Cette “catalyse par muons”, extrêmement élégante, n’est cependant quasiment pas étudiée, car la synthèse des muons réclame trop d’énergie et la catalyse se dégrade au fur et à mesure que le milieu s’enrichit en He... Les rares recherches actuelles visent à augmenter les probabilités et la vitesse de la fusion, mais comme le signalent les chercheurs de l’équipe d’Eskandari au terme d’une de leur publication “ Finalement, l'évaluation du gain en énergie pour la fusion avec catalyse muonique résonante... montre que nous demeurons très très loin des valeurs minimales suffisantes pour être d'un quelconque intérêt dans des applications pratiques” (10).

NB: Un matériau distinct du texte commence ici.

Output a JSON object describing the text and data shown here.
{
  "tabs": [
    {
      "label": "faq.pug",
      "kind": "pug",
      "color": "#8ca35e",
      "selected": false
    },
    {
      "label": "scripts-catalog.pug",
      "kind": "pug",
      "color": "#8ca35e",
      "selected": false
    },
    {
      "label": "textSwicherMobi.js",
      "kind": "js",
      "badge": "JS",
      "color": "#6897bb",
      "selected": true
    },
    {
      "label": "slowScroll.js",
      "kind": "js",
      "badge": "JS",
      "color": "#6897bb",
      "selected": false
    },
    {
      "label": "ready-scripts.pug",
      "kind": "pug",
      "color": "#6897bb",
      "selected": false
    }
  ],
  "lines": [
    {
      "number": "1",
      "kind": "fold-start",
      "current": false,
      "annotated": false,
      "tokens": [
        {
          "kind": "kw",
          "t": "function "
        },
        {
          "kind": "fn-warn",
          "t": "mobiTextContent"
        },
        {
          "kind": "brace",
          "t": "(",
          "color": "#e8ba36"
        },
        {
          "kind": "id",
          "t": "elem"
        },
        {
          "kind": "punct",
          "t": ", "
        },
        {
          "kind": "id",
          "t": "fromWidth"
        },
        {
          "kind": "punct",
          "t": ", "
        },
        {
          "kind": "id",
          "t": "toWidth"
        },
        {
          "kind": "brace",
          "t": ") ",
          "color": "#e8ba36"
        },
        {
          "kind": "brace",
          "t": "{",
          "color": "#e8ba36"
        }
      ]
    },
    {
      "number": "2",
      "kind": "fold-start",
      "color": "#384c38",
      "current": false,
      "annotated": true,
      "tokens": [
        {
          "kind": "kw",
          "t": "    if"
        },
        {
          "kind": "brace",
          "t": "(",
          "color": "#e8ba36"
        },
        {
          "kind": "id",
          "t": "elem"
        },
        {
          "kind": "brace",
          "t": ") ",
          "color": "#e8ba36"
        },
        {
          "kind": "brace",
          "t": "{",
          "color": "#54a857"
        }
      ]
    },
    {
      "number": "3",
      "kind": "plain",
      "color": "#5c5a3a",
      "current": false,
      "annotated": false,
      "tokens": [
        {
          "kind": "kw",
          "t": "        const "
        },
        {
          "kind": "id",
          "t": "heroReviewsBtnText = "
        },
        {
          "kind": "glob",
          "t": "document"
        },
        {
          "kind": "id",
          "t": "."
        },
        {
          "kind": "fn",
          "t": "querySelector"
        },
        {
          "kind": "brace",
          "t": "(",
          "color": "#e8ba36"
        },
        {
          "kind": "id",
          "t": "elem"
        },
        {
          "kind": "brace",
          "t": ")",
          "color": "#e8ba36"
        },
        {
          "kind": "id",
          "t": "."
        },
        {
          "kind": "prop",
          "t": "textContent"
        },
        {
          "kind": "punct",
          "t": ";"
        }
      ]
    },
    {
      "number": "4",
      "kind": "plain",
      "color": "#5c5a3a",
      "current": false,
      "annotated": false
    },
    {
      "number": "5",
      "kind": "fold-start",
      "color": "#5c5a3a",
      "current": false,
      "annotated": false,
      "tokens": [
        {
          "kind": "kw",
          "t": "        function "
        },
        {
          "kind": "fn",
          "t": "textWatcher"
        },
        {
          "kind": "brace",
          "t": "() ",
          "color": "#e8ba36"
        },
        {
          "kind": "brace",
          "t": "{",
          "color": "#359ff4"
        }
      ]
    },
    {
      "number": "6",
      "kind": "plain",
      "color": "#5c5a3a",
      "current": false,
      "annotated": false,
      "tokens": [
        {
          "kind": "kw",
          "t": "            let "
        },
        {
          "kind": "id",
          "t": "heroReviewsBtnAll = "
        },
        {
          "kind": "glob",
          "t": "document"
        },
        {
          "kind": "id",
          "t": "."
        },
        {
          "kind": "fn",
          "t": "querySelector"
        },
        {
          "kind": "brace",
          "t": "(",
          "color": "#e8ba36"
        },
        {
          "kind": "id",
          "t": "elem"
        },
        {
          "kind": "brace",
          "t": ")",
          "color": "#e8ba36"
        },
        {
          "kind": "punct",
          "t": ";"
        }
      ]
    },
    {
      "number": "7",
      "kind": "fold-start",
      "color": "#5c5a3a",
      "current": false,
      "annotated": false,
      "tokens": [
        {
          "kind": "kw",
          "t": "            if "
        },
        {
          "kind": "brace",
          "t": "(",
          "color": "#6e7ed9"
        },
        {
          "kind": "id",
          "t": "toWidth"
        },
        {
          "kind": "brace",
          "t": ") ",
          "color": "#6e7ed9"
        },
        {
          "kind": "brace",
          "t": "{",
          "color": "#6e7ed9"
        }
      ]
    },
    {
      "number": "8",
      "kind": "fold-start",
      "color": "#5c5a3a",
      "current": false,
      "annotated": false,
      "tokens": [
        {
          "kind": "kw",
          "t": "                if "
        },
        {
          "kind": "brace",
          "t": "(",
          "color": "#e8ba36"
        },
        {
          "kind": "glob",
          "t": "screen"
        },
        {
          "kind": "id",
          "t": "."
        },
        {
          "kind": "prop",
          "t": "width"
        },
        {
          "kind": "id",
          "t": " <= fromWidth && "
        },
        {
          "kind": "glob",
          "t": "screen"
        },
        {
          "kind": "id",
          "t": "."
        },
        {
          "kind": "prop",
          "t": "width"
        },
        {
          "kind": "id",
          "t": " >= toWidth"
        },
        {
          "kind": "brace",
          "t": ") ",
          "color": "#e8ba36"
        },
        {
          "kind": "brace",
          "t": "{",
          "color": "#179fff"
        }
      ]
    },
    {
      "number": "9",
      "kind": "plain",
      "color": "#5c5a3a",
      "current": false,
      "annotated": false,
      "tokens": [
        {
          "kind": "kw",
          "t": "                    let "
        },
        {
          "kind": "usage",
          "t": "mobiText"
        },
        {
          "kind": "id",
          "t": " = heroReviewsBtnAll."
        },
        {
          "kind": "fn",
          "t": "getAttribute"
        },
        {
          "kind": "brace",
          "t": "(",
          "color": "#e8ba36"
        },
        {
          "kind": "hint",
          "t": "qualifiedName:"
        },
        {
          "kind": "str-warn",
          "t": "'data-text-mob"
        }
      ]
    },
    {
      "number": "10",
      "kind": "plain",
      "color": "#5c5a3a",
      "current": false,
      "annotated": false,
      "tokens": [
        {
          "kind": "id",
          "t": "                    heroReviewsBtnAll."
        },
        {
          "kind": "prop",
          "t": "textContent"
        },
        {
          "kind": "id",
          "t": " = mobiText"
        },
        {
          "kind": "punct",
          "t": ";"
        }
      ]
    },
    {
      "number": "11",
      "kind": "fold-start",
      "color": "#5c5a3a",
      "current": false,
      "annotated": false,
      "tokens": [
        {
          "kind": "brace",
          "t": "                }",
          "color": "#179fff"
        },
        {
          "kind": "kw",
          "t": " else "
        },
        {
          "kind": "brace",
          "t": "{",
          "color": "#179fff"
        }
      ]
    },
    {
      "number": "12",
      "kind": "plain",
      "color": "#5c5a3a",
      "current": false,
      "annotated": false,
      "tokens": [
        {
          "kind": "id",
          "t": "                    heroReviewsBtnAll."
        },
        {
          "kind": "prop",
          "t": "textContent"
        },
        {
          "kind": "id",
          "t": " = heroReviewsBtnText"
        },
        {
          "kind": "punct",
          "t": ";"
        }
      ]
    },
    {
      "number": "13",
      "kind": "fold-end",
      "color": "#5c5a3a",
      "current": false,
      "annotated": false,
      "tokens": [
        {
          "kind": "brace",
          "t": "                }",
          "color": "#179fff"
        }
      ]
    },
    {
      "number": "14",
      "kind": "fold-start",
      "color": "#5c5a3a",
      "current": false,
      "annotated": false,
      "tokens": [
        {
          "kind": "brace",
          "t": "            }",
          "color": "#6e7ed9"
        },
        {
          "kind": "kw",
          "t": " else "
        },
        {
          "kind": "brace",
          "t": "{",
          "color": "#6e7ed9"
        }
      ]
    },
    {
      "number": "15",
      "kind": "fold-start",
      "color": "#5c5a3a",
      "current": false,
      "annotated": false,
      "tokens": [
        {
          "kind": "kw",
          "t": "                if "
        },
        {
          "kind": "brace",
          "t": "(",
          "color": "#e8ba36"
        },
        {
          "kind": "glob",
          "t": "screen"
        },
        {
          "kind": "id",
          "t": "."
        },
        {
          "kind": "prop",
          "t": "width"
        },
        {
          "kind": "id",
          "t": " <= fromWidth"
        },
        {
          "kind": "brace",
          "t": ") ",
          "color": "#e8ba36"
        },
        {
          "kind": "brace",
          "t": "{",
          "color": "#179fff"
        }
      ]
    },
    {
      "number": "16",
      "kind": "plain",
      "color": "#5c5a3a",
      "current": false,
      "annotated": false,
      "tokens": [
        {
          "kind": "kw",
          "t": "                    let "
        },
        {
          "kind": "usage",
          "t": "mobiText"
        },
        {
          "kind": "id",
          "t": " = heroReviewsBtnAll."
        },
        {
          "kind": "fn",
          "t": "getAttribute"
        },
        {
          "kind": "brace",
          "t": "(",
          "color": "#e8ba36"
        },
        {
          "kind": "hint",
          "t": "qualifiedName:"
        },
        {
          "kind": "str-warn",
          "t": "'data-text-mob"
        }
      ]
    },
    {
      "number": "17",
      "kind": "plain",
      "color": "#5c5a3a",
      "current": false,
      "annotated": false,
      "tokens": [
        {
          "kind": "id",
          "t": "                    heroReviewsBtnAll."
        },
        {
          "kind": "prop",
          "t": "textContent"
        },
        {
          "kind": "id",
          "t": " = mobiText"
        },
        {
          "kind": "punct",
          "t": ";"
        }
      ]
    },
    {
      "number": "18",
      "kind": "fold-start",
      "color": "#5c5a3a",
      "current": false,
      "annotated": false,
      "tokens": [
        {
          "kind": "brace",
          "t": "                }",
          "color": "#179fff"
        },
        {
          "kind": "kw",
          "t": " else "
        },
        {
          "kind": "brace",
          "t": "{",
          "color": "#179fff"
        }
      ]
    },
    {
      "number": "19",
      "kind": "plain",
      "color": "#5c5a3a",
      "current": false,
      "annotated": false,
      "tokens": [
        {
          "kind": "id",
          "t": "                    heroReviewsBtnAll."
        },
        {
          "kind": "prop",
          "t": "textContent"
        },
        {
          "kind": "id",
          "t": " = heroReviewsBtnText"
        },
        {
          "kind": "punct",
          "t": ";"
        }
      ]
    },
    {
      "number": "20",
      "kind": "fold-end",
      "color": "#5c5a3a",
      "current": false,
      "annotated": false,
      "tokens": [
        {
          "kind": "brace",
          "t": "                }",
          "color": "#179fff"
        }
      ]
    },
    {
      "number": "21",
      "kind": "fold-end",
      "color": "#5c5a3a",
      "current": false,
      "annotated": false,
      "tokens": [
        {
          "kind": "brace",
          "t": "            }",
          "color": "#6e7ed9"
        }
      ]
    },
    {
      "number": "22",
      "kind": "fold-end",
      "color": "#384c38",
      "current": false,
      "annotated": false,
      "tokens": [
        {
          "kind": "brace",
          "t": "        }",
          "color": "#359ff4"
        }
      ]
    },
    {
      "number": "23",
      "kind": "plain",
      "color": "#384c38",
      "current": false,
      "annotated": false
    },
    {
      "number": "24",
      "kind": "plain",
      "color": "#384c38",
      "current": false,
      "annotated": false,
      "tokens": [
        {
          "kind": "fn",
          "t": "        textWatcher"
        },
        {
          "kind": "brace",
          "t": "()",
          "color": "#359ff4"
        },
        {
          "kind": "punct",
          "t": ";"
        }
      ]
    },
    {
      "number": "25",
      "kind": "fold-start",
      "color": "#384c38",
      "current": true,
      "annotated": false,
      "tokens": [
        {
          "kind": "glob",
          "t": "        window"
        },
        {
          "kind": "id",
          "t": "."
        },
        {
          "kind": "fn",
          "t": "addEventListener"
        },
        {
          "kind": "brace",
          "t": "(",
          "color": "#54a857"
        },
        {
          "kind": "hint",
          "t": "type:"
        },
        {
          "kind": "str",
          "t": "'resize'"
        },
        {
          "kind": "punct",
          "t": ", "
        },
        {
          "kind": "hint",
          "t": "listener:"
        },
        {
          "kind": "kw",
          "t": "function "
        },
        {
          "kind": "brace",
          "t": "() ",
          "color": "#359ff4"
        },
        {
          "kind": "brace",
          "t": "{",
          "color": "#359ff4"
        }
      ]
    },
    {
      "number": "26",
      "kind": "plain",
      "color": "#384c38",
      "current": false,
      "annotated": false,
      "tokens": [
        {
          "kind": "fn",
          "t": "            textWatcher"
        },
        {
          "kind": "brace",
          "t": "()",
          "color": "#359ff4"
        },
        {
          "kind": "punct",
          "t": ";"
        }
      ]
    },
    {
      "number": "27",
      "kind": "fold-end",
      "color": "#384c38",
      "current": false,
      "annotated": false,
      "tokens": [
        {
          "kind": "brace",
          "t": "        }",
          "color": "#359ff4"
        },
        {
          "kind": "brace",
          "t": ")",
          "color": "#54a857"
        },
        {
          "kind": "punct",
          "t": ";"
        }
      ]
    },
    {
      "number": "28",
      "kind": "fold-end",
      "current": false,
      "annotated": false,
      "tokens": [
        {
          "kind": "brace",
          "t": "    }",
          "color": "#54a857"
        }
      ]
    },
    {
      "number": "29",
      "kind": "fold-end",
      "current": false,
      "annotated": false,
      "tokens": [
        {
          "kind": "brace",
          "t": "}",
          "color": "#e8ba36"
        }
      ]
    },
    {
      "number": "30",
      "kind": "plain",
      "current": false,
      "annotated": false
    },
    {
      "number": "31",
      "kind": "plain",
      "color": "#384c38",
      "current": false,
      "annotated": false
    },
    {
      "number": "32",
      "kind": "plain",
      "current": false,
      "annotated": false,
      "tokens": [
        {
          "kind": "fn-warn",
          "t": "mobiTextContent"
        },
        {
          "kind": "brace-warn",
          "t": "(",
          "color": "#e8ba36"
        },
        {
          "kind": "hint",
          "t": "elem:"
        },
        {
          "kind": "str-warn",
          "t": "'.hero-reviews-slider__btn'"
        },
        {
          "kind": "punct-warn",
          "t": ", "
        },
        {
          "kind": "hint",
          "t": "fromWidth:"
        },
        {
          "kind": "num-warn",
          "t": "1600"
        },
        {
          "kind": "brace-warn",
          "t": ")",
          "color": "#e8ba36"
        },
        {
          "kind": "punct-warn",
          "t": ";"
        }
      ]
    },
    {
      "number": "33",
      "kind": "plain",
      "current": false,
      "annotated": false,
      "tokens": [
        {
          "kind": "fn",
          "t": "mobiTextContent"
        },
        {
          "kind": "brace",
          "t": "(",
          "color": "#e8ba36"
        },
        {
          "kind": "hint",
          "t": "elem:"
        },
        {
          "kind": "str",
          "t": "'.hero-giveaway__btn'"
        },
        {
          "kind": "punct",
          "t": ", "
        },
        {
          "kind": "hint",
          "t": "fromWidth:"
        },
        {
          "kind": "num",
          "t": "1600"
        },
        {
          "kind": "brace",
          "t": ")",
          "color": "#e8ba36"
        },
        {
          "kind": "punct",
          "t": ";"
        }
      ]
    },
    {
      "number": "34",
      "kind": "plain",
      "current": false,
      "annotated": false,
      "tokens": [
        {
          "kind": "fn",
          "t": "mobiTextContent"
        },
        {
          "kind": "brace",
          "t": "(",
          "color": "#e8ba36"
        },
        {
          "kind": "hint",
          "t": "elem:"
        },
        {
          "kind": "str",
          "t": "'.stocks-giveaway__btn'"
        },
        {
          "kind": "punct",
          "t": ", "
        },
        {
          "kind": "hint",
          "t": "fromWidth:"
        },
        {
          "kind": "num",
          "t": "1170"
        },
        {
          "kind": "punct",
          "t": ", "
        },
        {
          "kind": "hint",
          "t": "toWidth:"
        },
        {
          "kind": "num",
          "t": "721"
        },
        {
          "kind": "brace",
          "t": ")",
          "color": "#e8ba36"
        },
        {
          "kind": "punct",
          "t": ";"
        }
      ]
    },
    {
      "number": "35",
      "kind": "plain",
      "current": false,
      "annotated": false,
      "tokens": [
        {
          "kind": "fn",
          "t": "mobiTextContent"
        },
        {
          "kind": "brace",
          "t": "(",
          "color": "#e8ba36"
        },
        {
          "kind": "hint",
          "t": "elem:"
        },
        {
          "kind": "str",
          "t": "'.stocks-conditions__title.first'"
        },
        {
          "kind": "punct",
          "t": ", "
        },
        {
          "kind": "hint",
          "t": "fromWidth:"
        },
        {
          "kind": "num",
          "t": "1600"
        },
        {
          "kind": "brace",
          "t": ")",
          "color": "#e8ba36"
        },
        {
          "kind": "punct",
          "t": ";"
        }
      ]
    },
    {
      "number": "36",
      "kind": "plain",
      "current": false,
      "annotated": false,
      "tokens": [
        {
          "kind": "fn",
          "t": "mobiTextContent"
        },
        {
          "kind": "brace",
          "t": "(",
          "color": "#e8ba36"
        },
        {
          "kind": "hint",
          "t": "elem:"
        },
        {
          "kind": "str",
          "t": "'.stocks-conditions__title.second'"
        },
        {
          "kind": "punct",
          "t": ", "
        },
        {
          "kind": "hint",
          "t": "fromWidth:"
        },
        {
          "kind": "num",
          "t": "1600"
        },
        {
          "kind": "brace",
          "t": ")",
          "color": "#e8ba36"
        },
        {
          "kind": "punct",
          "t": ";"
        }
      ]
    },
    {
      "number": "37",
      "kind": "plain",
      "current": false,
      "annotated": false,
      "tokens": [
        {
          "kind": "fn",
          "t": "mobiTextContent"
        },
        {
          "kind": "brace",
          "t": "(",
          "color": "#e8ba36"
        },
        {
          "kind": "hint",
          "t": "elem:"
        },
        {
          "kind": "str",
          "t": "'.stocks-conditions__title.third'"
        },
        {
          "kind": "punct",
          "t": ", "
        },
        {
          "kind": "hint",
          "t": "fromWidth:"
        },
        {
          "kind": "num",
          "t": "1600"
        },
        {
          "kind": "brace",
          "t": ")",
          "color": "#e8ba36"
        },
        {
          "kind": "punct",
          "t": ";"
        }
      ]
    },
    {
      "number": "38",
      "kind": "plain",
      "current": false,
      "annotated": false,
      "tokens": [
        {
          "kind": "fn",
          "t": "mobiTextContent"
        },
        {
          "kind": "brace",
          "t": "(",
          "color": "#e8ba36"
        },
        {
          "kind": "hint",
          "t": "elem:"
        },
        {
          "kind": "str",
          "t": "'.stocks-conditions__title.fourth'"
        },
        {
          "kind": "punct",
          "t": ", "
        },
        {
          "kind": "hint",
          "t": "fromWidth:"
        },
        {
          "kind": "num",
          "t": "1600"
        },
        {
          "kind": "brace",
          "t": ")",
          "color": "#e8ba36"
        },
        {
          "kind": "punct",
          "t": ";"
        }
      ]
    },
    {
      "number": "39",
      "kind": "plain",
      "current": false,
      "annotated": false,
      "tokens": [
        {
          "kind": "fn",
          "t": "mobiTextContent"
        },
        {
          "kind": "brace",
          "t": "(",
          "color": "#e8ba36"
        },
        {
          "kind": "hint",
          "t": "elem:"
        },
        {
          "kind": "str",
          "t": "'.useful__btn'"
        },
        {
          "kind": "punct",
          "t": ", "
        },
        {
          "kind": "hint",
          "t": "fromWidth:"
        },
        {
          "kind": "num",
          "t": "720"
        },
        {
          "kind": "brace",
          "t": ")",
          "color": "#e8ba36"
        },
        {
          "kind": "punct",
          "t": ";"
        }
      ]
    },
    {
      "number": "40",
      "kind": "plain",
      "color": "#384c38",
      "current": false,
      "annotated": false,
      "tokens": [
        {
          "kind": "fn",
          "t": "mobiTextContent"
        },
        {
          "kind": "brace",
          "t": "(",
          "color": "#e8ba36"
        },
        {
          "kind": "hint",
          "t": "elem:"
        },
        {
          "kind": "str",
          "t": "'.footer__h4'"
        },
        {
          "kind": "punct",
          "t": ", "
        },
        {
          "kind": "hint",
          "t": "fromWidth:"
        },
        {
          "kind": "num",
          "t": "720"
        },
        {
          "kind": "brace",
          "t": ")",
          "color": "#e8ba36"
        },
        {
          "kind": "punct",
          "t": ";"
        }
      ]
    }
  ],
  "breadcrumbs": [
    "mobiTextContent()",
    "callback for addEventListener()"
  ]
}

D’autres chercheurs (Chris Llewellyn-Smith) sont même partis à la recherche d’une particule autre que le muon, à la durée de vie plus longue et à la masse comparable, voire supérieure...
Viens faire des bulles...
Si l’on crée des différences de pression dans de l’eau (ou un autre liquide), par exemple en faisant tourner une hélice, il se forme des bulles lorsque la pression devient inférieure à la pression de vapeur saturante du liquide. Ce phénomène s’appelle la cavitation. Par la suite, ces bulles microscopiques naissent, grossissement puis “s’effondrent” rapidement. Comme toute bulle qui se respecte, leur symétrie est sphérique et leur effondrement est isotrope... ce qui devrait nous rappeler les aventures de nos cibles à confinement inertiel.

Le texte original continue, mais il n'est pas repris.